Monday, Oct. 18, 1971

Decisions

> Rudy Turilli of Stanton, Mo., found a vocation in his belief that Jesse James was not killed in 1882, but lived into the 1950s under the alias of J. Frank Dalton. After meeting Dalton in 1948, Turilli opened the Jesse James Museum in Stanton and published a book arguing his thesis. In 1967 Turilli announced on a television program that he would pay $10,000 to anyone who could prove him wrong. Stella James, daughter-in-law of the outlaw, and her two daughters tried to collect after supplying affidavits from James family members that Jesse had indeed died in 1882. When Turilli refused to pay, the women sued and won in the Franklin County circuit court. The verdict, recently upheld on appeal, put the courts in the unusual position of considering an academic point of history. Turilli now says that he will ask for a new hearing on the grounds that his television boast was not legally binding.

> No one complained about Specialist David B. Cortright's abilities as an Army bandsman at Fort Wadsworth in New York City. But Cortright's antiwar activities were another matter. He signed a protest petition published in the New York Times and distributed literature to fellow band members. After his fiancee and the wives of four other musicians tried to march with the band in an Independence Day parade last year carrying signs saying "NixOn War" and "Military Wives for Peace," the Army had had it. Some band privileges were revoked, and when dissension within the ranks followed, the Army transferred Cortright to band duty at Fort Bliss, Texas. The soldier claimed in U.S. district court that his free-speech rights had been violated. Though the lower court agreed, Chief Judge Henry Friendly for the U.S. Second Circuit Court of Appeals reversed the ruling. Friendly found that the Army had not gone too far in holding that Cortright's right of protest was outweighed by the Army's interest in maintaining efficiency in all units. In dissent, Judge James L. Oakes warned: "Even a very little chill on a very big right is too much. A transfer to Texas today could be a transfer to Hue tomorrow."

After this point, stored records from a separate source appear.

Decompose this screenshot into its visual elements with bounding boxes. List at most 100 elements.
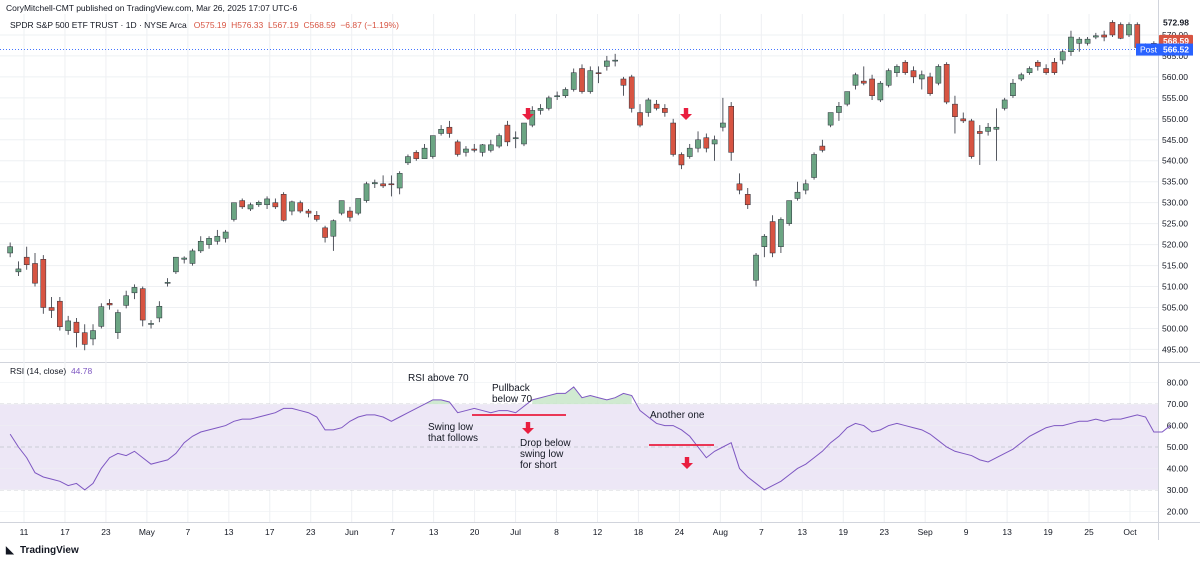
candle-body <box>927 76 933 94</box>
candle-body <box>587 70 594 92</box>
candle-body <box>73 321 80 333</box>
ohlc-low: L567.19 <box>268 20 299 30</box>
annotation-another-one-line: Another one <box>650 410 705 421</box>
candle-body <box>860 80 867 84</box>
annotation-drop-below-line: for short <box>520 460 557 471</box>
candle-body <box>546 97 552 109</box>
candle-body <box>819 145 826 151</box>
candle-body <box>115 312 121 333</box>
candle-body <box>811 154 817 178</box>
candle-body <box>711 139 718 145</box>
candle-body <box>123 295 129 306</box>
candle-body <box>537 108 544 111</box>
candle-body <box>371 182 378 185</box>
candle-body <box>330 220 337 237</box>
rsi-value: 44.78 <box>70 366 93 376</box>
ohlc-open: O575.19 <box>193 20 227 30</box>
candle-body <box>1068 36 1074 52</box>
time-tick-label: 8 <box>554 527 559 537</box>
post-tag-value: 566.52 <box>1163 45 1189 55</box>
candle-body <box>363 183 370 201</box>
candle-body <box>430 135 436 157</box>
candle-body <box>504 124 511 143</box>
time-tick-label: Sep <box>918 527 933 537</box>
candle-body <box>156 305 163 319</box>
time-tick-label: 24 <box>675 527 685 537</box>
candle-body <box>181 257 188 260</box>
annotation-drop-below-line: Drop below <box>520 438 571 449</box>
time-tick-label: 17 <box>265 527 275 537</box>
rsi-tick-label: 50.00 <box>1167 442 1189 452</box>
rsi-arrow-1-icon <box>522 422 534 434</box>
candle-body <box>620 78 627 86</box>
candle-body <box>148 323 154 325</box>
annotation-pullback-line: Pullback <box>492 383 531 394</box>
candle-body <box>338 200 345 214</box>
candle-body <box>968 120 975 157</box>
candle-body <box>1051 61 1058 73</box>
candle-body <box>612 59 618 62</box>
candle-body <box>570 72 577 90</box>
candle-body <box>388 183 395 186</box>
candle-body <box>322 227 328 238</box>
candle-body <box>231 202 237 220</box>
candle-body <box>943 64 950 103</box>
candle-body <box>1043 68 1049 73</box>
price-tick-label: 495.00 <box>1162 344 1188 354</box>
candle-body <box>90 330 96 340</box>
symbol-name: SPDR S&P 500 ETF TRUST · 1D · NYSE Arca <box>10 20 187 30</box>
candle-body <box>877 82 884 101</box>
candle-body <box>463 148 469 153</box>
candle-body <box>761 235 768 247</box>
price-tag-bg <box>1159 16 1193 29</box>
time-tick-label: 18 <box>634 527 644 537</box>
candle-body <box>139 288 146 321</box>
candle-body <box>579 68 585 92</box>
rsi-line <box>9 386 1171 491</box>
candle-body <box>197 240 204 252</box>
price-tick-label: 505.00 <box>1162 302 1188 312</box>
publisher-line: CoryMitchell-CMT published on TradingVie… <box>6 3 298 13</box>
price-tick-label: 535.00 <box>1162 177 1188 187</box>
candle-body <box>313 215 320 220</box>
time-tick-label: 11 <box>20 527 29 537</box>
rsi-label: RSI (14, close) 44.78 <box>10 366 92 376</box>
candle-body <box>496 135 502 147</box>
time-tick-label: 23 <box>879 527 889 537</box>
time-tick-label: 19 <box>1043 527 1053 537</box>
time-tick-label: 13 <box>798 527 808 537</box>
price-tick-label: 550.00 <box>1162 114 1188 124</box>
candle-body <box>1117 24 1124 39</box>
rsi-tick-label: 20.00 <box>1167 506 1189 516</box>
candle-body <box>769 221 776 254</box>
candle-body <box>910 70 917 78</box>
ohlc-change: −6.87 (−1.19%) <box>340 20 399 30</box>
candle-body <box>1084 38 1091 44</box>
candle-body <box>852 74 859 86</box>
candle-body <box>753 254 759 281</box>
candle-body <box>1010 82 1016 97</box>
tradingview-logo-text: TradingView <box>20 545 79 556</box>
rsi-tick-label: 30.00 <box>1167 485 1189 495</box>
candle-body <box>488 144 494 151</box>
time-tick-label: 9 <box>964 527 969 537</box>
price-tick-label: 510.00 <box>1162 282 1188 292</box>
time-tick-label: 13 <box>224 527 234 537</box>
candle-body <box>131 287 138 294</box>
candle-body <box>686 147 693 157</box>
price-tick-label: 530.00 <box>1162 198 1188 208</box>
time-tick-label: 25 <box>1084 527 1094 537</box>
candle-body <box>902 61 909 73</box>
candle-body <box>512 137 519 139</box>
rsi-title: RSI (14, close) <box>10 366 67 376</box>
rsi-tick-label: 80.00 <box>1167 378 1189 388</box>
candle-body <box>438 129 444 134</box>
candle-body <box>653 103 660 109</box>
time-tick-label: 7 <box>390 527 395 537</box>
candle-body <box>289 201 295 212</box>
candle-body <box>778 219 784 247</box>
candle-body <box>529 110 536 126</box>
candle-body <box>645 99 652 113</box>
candle-body <box>703 137 710 149</box>
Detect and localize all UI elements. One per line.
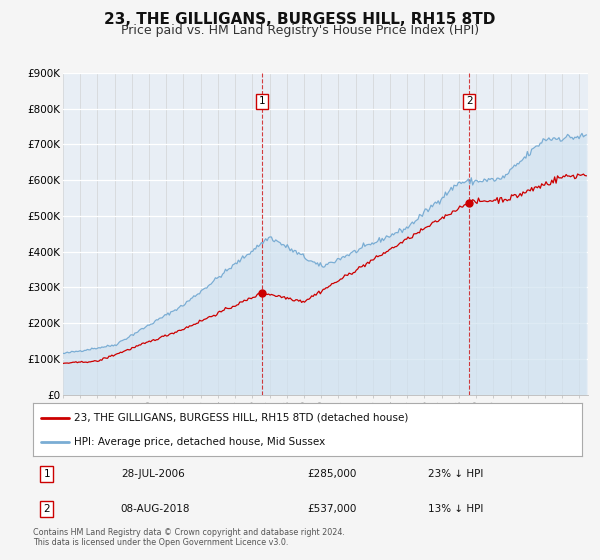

> For 75 years, U.S. judges have used the so-called Allen charge, an instruction encouraging holdout jurors to join the majority in reaching a unanimous verdict. Fearing a divided jury in an assault and robbery case, District of Columbia Judge Oliver Gasch recently invoked elements of the Allen charge. When the jury could not agree, the judge complained to the jurors of the court's backlog and added that retrying the case before another jury "just doesn't make sense to me." A verdict of guilty followed. The defendant appealed, arguing that the judge had forced a decision. The Court of Appeals for the District of Columbia sided with the defendant and then went a step further. It barred the use of the Allen charge in its jurisdiction, becoming the third federal appeals court to take that position.

> On trial in New York City for having accepted payola and having lied about it at a 1966 Federal Communications Commission hearing, Disk Jockey Hipolito Vega suddenly found himself faced with an unusual dilemma. The federal district court jury had been deadlocked for two sessions. One of the jurors reported to the judge that he was the primary holdout and that he could not see his way clear to changing his opinion. Hoping to head off a hung jury. Judge Lloyd MacMahon made a suggestion. "You have one guy holding out," he informed the defense. "I don't know which way he is. Do you want to accept a jury verdict of eleven?"

Vega consulted with his wife and attorney. The alternative was a new trial, at which a previously unavailable prosecution witness was likely to appear. Moreover, Vega's lawyer thought that some of the other jurors were "more simpatico" to the defense. All things considered, Vega decided that the holdout had been arguing for conviction, and agreed to excuse him. Vega guessed wrong. The remaining eleven soon agreed unanimously that he was guilty.

The former D.J. at Manhattan's WBNX decided to appeal, contending in retrospect that he had been coerced into waiving the twelfth juror by the threat of an immediate retrial. The Second Circuit Court of Appeals was unimpressed by Vega's hard-luck tale. For one thing, a jury of twelve is not sacred--the acceptable number has dropped as low as six. Vega's right to a unanimous verdict was not violated, because the eleven-member jury he agreed to was not divided. The court also found that the judge's mention of a speedy retrial was reasonable. Thus, while courts will not enforce normal gambling debts, they apparently will enforce a fair bet lost in the courtroom. For Vega, the tab was a sentence of three months and $1,500.